When the PlayStation 3 came out late last year, the response from the American public was, of course, to riot. Armies of ass-crack Visigoths piled into Circuit City parking lots until they just couldn’t stand it anymore. They had to get those gadgets now! First! Barricades were stormed, aisles were mobbed, elbows were thrown, weapons were fired. And local newscasters grinned and winked at it all like the sort of parents who laugh when their kid smears a cupcake on your new Ralph Lauren ottoman.

The business world has a term for this consumer, for the guy who absolutely, positively needs to be the first on his block to own the latest techie wonder widget: the “early adopter.” Marketing expert Seth Godin classifies him as somebody who “paid only a thousand dollars for peace of mind, bragging rights, and the thrill of the hunt.” But the way I see it, an early adopter is just someone on the hunt for new ways to get duped.

We all remember that dork who, back in 1982, pissed away the equivalent of a year’s tuition at Yale because he had to be seen with the first CD player. (And by the way, he still doesn’t have a girlfriend.) Every neighborhood has a yo-yo who thinks it’s cool to own 10 cell phones. “Go into the house of any true early adopter and I guarantee you they’re going to have multiple closets full of unused crap that they bought and tried,” says Silicon Valley forecaster Paul Saffo, who teaches at Stanford. “It doesn’t bother them.” Joy Ganvik, the director of consumer insights and intelligence for Motorola, says that it can be helpful to see certain kinds of early adopters as “influencers,” as slick, ambitious alpha dogs to whom “other people look for guidance and advice.” Well, if you’re the kind of guy who’s happy to take a kneeful of buckshot so that you can really see the claws on the purple monster in Final Fantasy XII, or if you’re willing to pay $15,000 when one of those Best Buy barbarians sells the same system on eBay an hour later, I can assure you that you will not influence me in the least.

Me, I prefer to wait.
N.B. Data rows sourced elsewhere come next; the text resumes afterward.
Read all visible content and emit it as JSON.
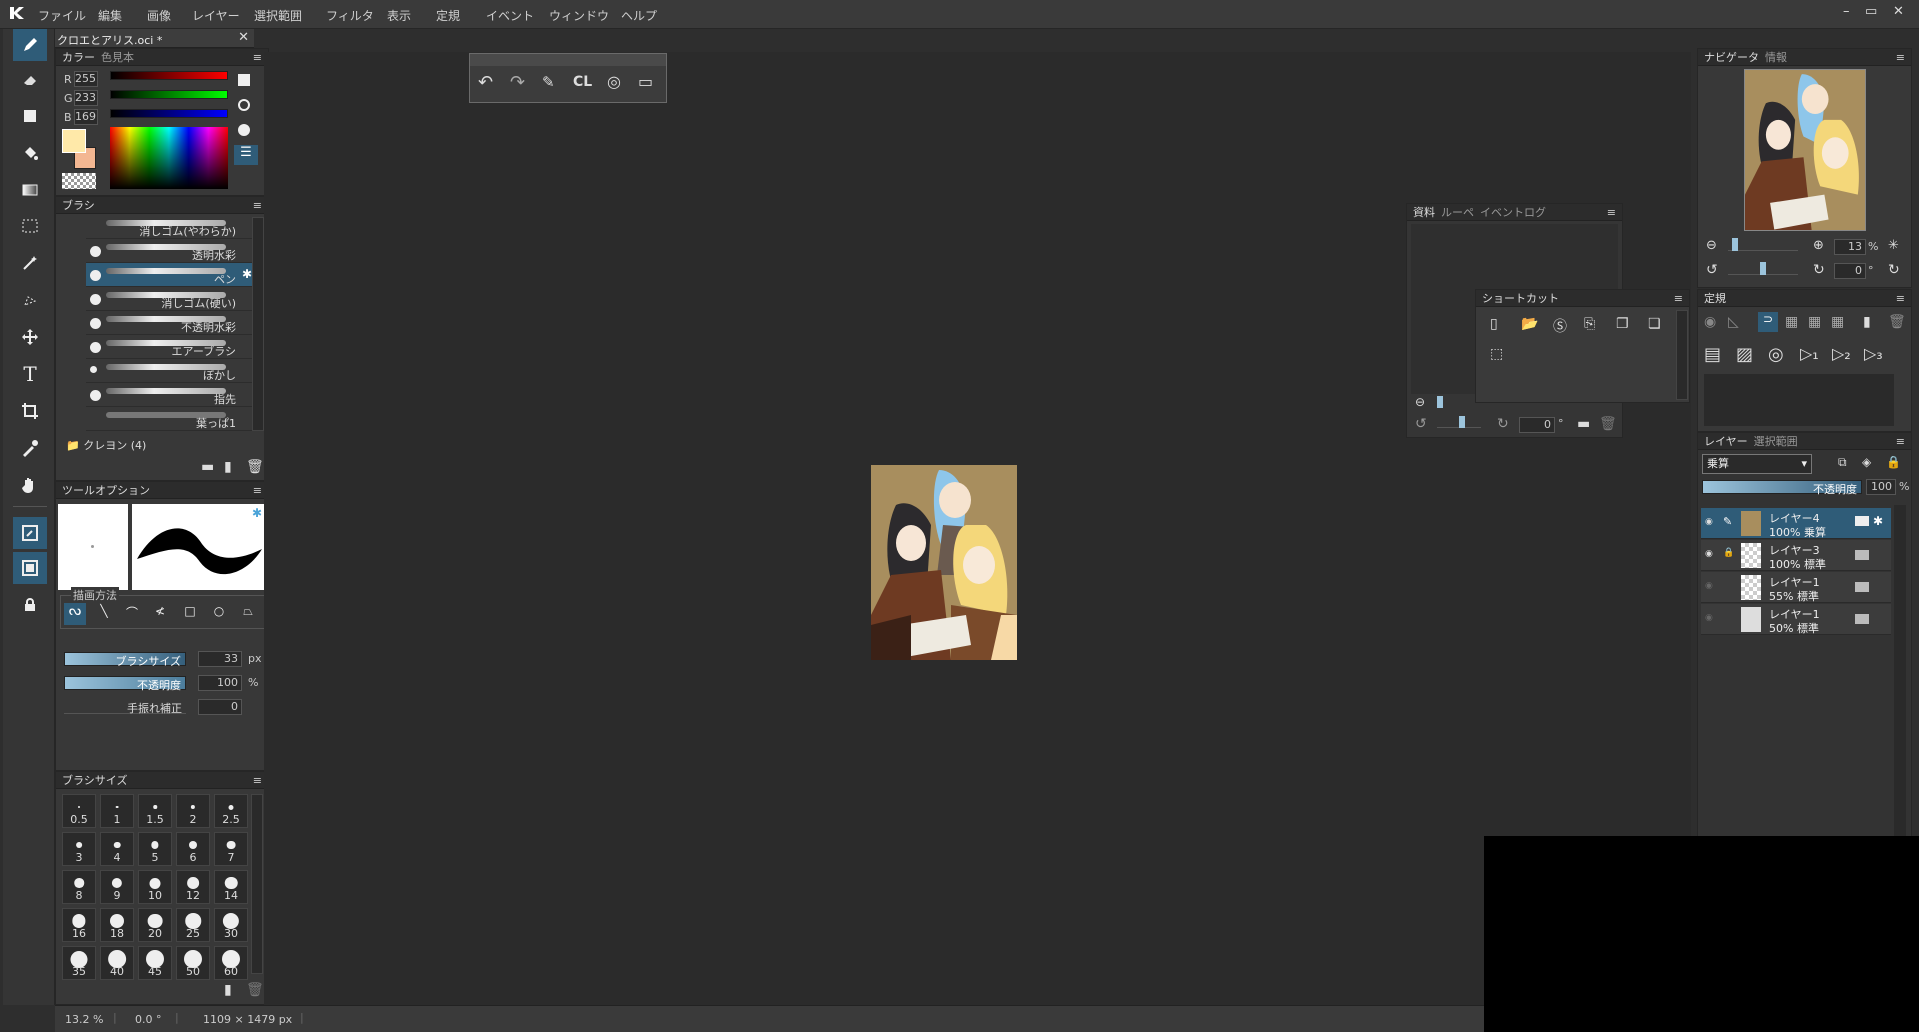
{
  "menubar": {
    "items": [
      "ファイル",
      "編集",
      "画像",
      "レイヤー",
      "選択範囲",
      "フィルタ",
      "表示",
      "定規",
      "イベント",
      "ウィンドウ",
      "ヘルプ"
    ],
    "window_controls": [
      "–",
      "▭",
      "✕"
    ]
  },
  "document_tab": {
    "title": "クロエとアリス.oci *"
  },
  "color_panel": {
    "tabs": [
      "カラー",
      "色見本"
    ],
    "r_label": "R",
    "r_value": "255",
    "g_label": "G",
    "g_value": "233",
    "b_label": "B",
    "b_value": "169",
    "foreground_color": "#ffe9a9",
    "background_color": "#f3b792"
  },
  "brush_panel": {
    "title": "ブラシ",
    "items": [
      {
        "label": "消しゴム(やわらか)"
      },
      {
        "label": "透明水彩"
      },
      {
        "label": "ペン"
      },
      {
        "label": "消しゴム(硬い)"
      },
      {
        "label": "不透明水彩"
      },
      {
        "label": "エアーブラシ"
      },
      {
        "label": "ぼかし"
      },
      {
        "label": "指先"
      },
      {
        "label": "葉っぱ1"
      }
    ],
    "group_label": "クレヨン (4)"
  },
  "tool_option_panel": {
    "title": "ツールオプション",
    "draw_method_label": "描画方法",
    "brush_size_label": "ブラシサイズ",
    "brush_size_value": "33",
    "brush_size_unit": "px",
    "opacity_label": "不透明度",
    "opacity_value": "100",
    "opacity_unit": "%",
    "stabilizer_label": "手振れ補正",
    "stabilizer_value": "0"
  },
  "brush_size_panel": {
    "title": "ブラシサイズ",
    "sizes": [
      "0.5",
      "1",
      "1.5",
      "2",
      "2.5",
      "3",
      "4",
      "5",
      "6",
      "7",
      "8",
      "9",
      "10",
      "12",
      "14",
      "16",
      "18",
      "20",
      "25",
      "30",
      "35",
      "40",
      "45",
      "50",
      "60"
    ]
  },
  "floating_toolbar": {
    "cl_label": "CL"
  },
  "material_panel": {
    "tabs": [
      "資料",
      "ルーペ",
      "イベントログ"
    ],
    "rotate_value": "0",
    "rotate_unit": "°"
  },
  "shortcut_panel": {
    "title": "ショートカット"
  },
  "navigator_panel": {
    "tabs": [
      "ナビゲータ",
      "情報"
    ],
    "zoom_value": "13",
    "zoom_unit": "%",
    "rotate_value": "0",
    "rotate_unit": "°"
  },
  "ruler_panel": {
    "title": "定規"
  },
  "layer_panel": {
    "tabs": [
      "レイヤー",
      "選択範囲"
    ],
    "blend_mode": "乗算",
    "opacity_label": "不透明度",
    "opacity_value": "100",
    "opacity_unit": "%",
    "layers": [
      {
        "name": "レイヤー4",
        "sub": "100% 乗算"
      },
      {
        "name": "レイヤー3",
        "sub": "100% 標準"
      },
      {
        "name": "レイヤー1",
        "sub": "55% 標準"
      },
      {
        "name": "レイヤー1",
        "sub": "50% 標準"
      }
    ]
  },
  "statusbar": {
    "zoom": "13.2 %",
    "angle": "0.0 °",
    "size": "1109 × 1479 px"
  }
}
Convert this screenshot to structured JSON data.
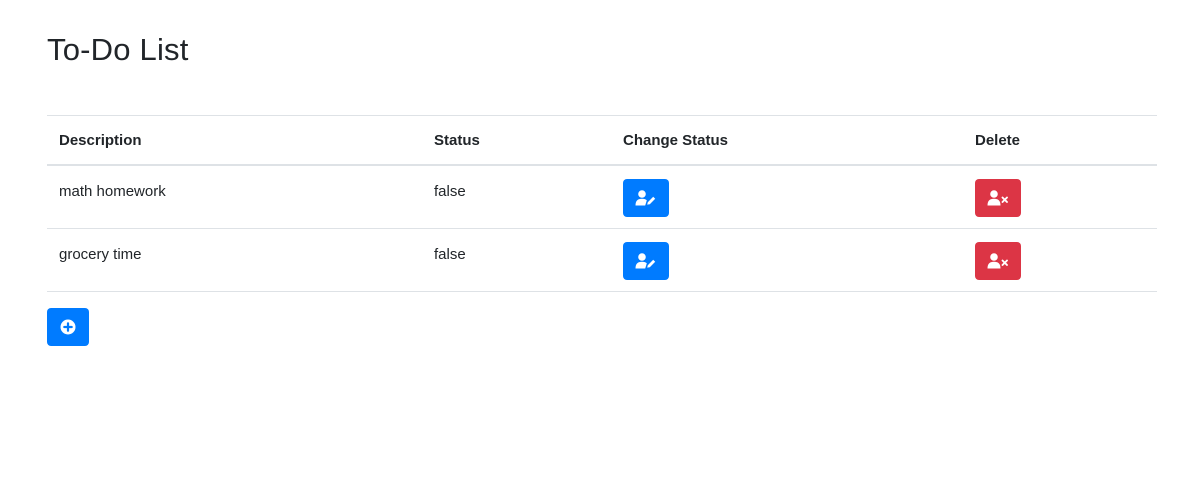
{
  "page": {
    "title": "To-Do List"
  },
  "table": {
    "headers": {
      "description": "Description",
      "status": "Status",
      "change_status": "Change Status",
      "delete": "Delete"
    },
    "rows": [
      {
        "description": "math homework",
        "status": "false"
      },
      {
        "description": "grocery time",
        "status": "false"
      }
    ]
  },
  "icons": {
    "change_status": "user-edit-icon",
    "delete": "user-times-icon",
    "add": "plus-circle-icon"
  },
  "colors": {
    "primary": "#007bff",
    "danger": "#dc3545"
  }
}
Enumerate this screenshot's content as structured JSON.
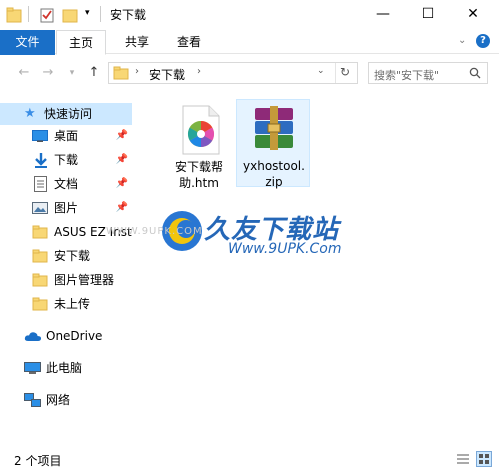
{
  "window": {
    "title": "安下载",
    "minimize_glyph": "—",
    "maximize_glyph": "☐",
    "close_glyph": "✕"
  },
  "ribbon": {
    "tabs": [
      {
        "label": "文件"
      },
      {
        "label": "主页"
      },
      {
        "label": "共享"
      },
      {
        "label": "查看"
      }
    ]
  },
  "address": {
    "path": [
      "安下载"
    ],
    "search_placeholder": "搜索\"安下载\""
  },
  "nav": {
    "quick_access": "快速访问",
    "items": [
      {
        "label": "桌面",
        "icon": "desktop-icon",
        "pinned": true
      },
      {
        "label": "下载",
        "icon": "download-icon",
        "pinned": true
      },
      {
        "label": "文档",
        "icon": "document-icon",
        "pinned": true
      },
      {
        "label": "图片",
        "icon": "picture-icon",
        "pinned": true
      },
      {
        "label": "ASUS EZ Insta",
        "icon": "folder-icon",
        "pinned": false
      },
      {
        "label": "安下载",
        "icon": "folder-icon",
        "pinned": false
      },
      {
        "label": "图片管理器",
        "icon": "folder-icon",
        "pinned": false
      },
      {
        "label": "未上传",
        "icon": "folder-icon",
        "pinned": false
      }
    ],
    "onedrive": "OneDrive",
    "this_pc": "此电脑",
    "network": "网络"
  },
  "files": [
    {
      "name_line1": "安下载帮",
      "name_line2": "助.htm",
      "icon": "html-file-icon"
    },
    {
      "name_line1": "yxhostool.",
      "name_line2": "zip",
      "icon": "winrar-archive-icon"
    }
  ],
  "watermark": {
    "brand": "久友下载站",
    "url": "Www.9UPK.Com",
    "faint_text": "WWW.9UPK.COM"
  },
  "status": {
    "item_count": "2 个项目"
  },
  "colors": {
    "accent": "#1a6fc7",
    "selection": "#cce8ff",
    "folder": "#f8d775"
  }
}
And I’m not talking about a few weeks. I’m talking about years. I wait because I don’t happen to get warm and fuzzy inside when I think about owning a device that’s “still got a couple of kinks.” I don’t relish the notion of spending seven hours on the phone with Tanya from tech support. I don’t like to find out that I just sank my hard-earned shekels into the Howard the Duck of MP3 players. I don’t want to pay a thousand bucks for something that will, three months from now, be given away as a prize in a box of Apple Jacks. I wait because, quite simply, I want to make sure I get shit that works, and because I don’t appreciate being treated like a corporate guinea pig. And okay, in the end I wait because even if I wanted to try to keep up with every new innovation, by now I’m too old and too busy to pay attention. If that makes me a late adopter, I’ll wear that badge with pride. As Saffo puts it, “We wrap our lives around the technologies that emerge when we’re young and we have time to play with them. Then you get busy in midlife and you get a little out of touch.”